How to Speak Robot [s.txt] that is.
If you're new here, you may want to subscribe to my RSS feed.

Robbie the robots.txt robot
Last week’s Tech Tuesday tip featured a bunch of Google’s advanced search tools and astute reader Nneka rightly pointed out, that if I was going to show folks how easy it is for potential hackers to search for the login page for their WordPress blog, I could at least have the decency to show them how to keep your login page from getting into the list in the first place. I agree completely so here it is…
This article is about the robots.txt file and how to use it to control which parts of your blog or website get indexed and which parts don’t.
What’s a robot?
Is a simple piece of software that follows links and indexes web page. Most commonly used by search engines to find and keep track of web pages. The most famous search engine robot is Googlebot.
What is a robots.txt file?
A simple text file, robots.txt was created as a way to indicate to indexing robots which files that you wanted to have indexed and which files you didn’t want to have cataloged in a search engine.
They are also used to control which robots you allow to crawl your site and which ones you want to turn away.
The rub?
Obeying the robots.txt file is voluntary on behalf of the robot. So bad robots can just ignore the robots.txt file and waste you bandwidth and catalog your site anyways.
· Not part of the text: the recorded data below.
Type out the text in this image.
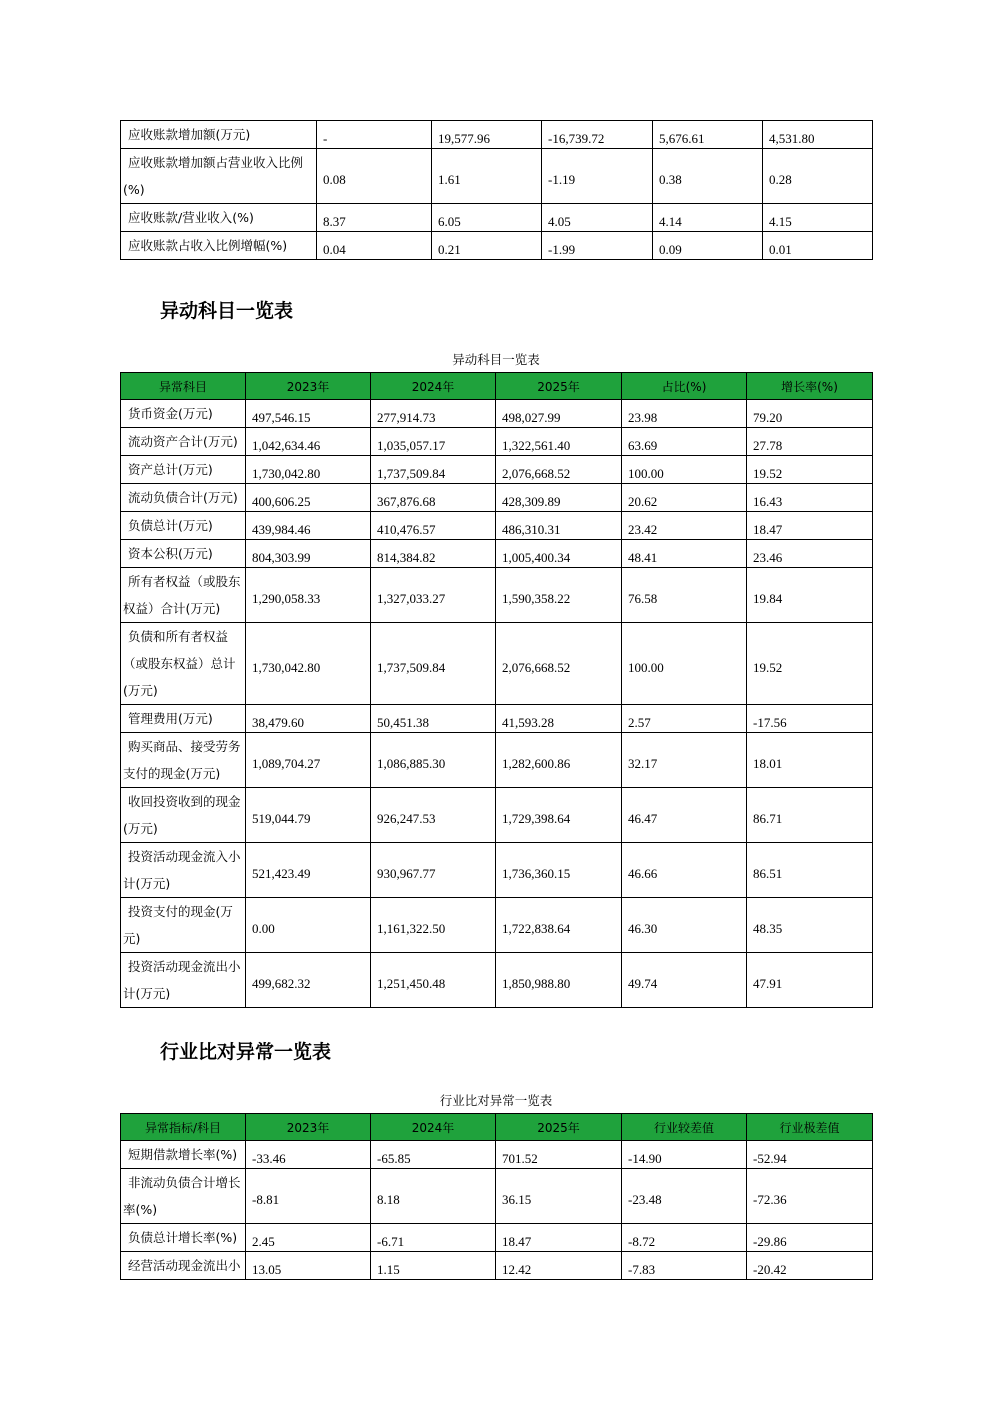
应收账款增加额(万元)	-	19,577.96	-16,739.72	5,676.61	4,531.80
应收账款增加额占营业收入比例(%)	0.08	1.61	-1.19	0.38	0.28
应收账款/营业收入(%)	8.37	6.05	4.05	4.14	4.15
应收账款占收入比例增幅(%)	0.04	0.21	-1.99	0.09	0.01
异动科目一览表
异动科目一览表
异常科目	2023年	2024年	2025年	占比(%)	增长率(%)
货币资金(万元)	497,546.15	277,914.73	498,027.99	23.98	79.20
流动资产合计(万元)	1,042,634.46	1,035,057.17	1,322,561.40	63.69	27.78
资产总计(万元)	1,730,042.80	1,737,509.84	2,076,668.52	100.00	19.52
流动负债合计(万元)	400,606.25	367,876.68	428,309.89	20.62	16.43
负债总计(万元)	439,984.46	410,476.57	486,310.31	23.42	18.47
资本公积(万元)	804,303.99	814,384.82	1,005,400.34	48.41	23.46
所有者权益（或股东权益）合计(万元)	1,290,058.33	1,327,033.27	1,590,358.22	76.58	19.84
负债和所有者权益（或股东权益）总计(万元)	1,730,042.80	1,737,509.84	2,076,668.52	100.00	19.52
管理费用(万元)	38,479.60	50,451.38	41,593.28	2.57	-17.56
购买商品、接受劳务支付的现金(万元)	1,089,704.27	1,086,885.30	1,282,600.86	32.17	18.01
收回投资收到的现金(万元)	519,044.79	926,247.53	1,729,398.64	46.47	86.71
投资活动现金流入小计(万元)	521,423.49	930,967.77	1,736,360.15	46.66	86.51
投资支付的现金(万元)	0.00	1,161,322.50	1,722,838.64	46.30	48.35
投资活动现金流出小计(万元)	499,682.32	1,251,450.48	1,850,988.80	49.74	47.91
行业比对异常一览表
行业比对异常一览表
异常指标/科目	2023年	2024年	2025年	行业较差值	行业极差值
短期借款增长率(%)	-33.46	-65.85	701.52	-14.90	-52.94
非流动负债合计增长率(%)	-8.81	8.18	36.15	-23.48	-72.36
负债总计增长率(%)	2.45	-6.71	18.47	-8.72	-29.86
经营活动现金流出小	13.05	1.15	12.42	-7.83	-20.42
Why would I want to use a robots.txt?
Primarily, you can use it to keep certain files out of the indexes of the most popular search engines. This brings us back to the search that I demonstrated last week of how to search for a file segment in Google.
If you run this search you’ll get a list of the login page for 2.3 million WordPress blogs. All are not using the robots.txt file, or not using it correctly…because there is no good reason to have your login page in the Google index.
What they should be doing is having a simple text file telling, see mine here, that disallows indexing of that page and the other private sections of your site.
How to use it?
It is simple, if you have a WordPress blog, you can just take the text from mine, paste it into a file called robots.txt and put it in the root [the same place that has your wp-login.php file] and that’s it.
Is there more to robots and robots.txt than that?
Yes, a lot. Start here to get more info. And then there are more resources here…like a list of robots and more details about how to use the robots.txt file.
There are also robot meta tags that you can use in a similar manner to the robots.txt file. Create a robots meta tag on the fly with this tool.
Does the robots.txt protect your site…make it more secure?
No, don’t confuse this file for security. It provides none. The best it can do is prevent your site’s pages from showing up in the search engine results.
How to remove your pages from Google’s index?
If your page has been indexed and you’d like to get it out of Google’s search results you can find out to to remove items from Google.
Final word of caution.
Be careful. The worst thing that can happen with a robots.txt file is that you screw it up and Google takes the most profitable section of your site out of the index. It isn’t really difficult but use robots.txt at your own risk.
Jon Symons
Risking having my site removed from Google, so you don’t have to.


Thanks for the mention.
Have you played with preventing access to your admin folders using .htaccess or password protection on the directory?
I ask because I tried to and for some reason after I password protect the folder I can’t get to it at all (the password prompt does not show up). Any help there?
Hehe:-)
Thanks Jon,
This is always something I’ve been meaning to learn more about, but never had the motivation to go looking for.
Nneka,
Thank you for the story idea. I haven’t tried to password protect the wp-admin folder, but I have done folders before on non-WordPress sites and didn’t have a problem. What control panel are you using? Maybe your hosting company doesn’t have that feature configured properly…it can be a bit tricky, but with enough fiddling an usually, last resort, reading the help files
I’ve been able to get it working.
We’ll see if that turns into next week’s tech tip…it’s a good idea!
Dominic, no problem, glad to help out.
Jon,
I love the “Doing x, y, z, so you don’t have to” tagline. Gets me grinnng everytime - keep it up!
Thanks David, they are a blatant rip-off of Ze Frank, who, for a while, was ending his videos by saying:
“this is Ze Frank, thinking, so you don’t have to”
I thought it was so cool I couldn’t help stealing it [the most sincere form of flattery, after all]. Glad to see the humor comes through, some times it’s tough to tell if people are getting my jokes.
I think it’s this version of WP.
I’m using CPanel. I’ve protected other directories with no problem on OSCommerce, WP, and generically. I’m not willing to toy with the version since it’s the latest.
It could also be something upgraded on the server (more likely). It was very frustrating. Just wanted to know if anyone else tried it with 2.0.4
Nneke…I have to confess, I’m still running 2.0.1 on here.
I want to move it to a different hosting account so I’ve been procrastinating on the upgrade, so I can do both at the same time.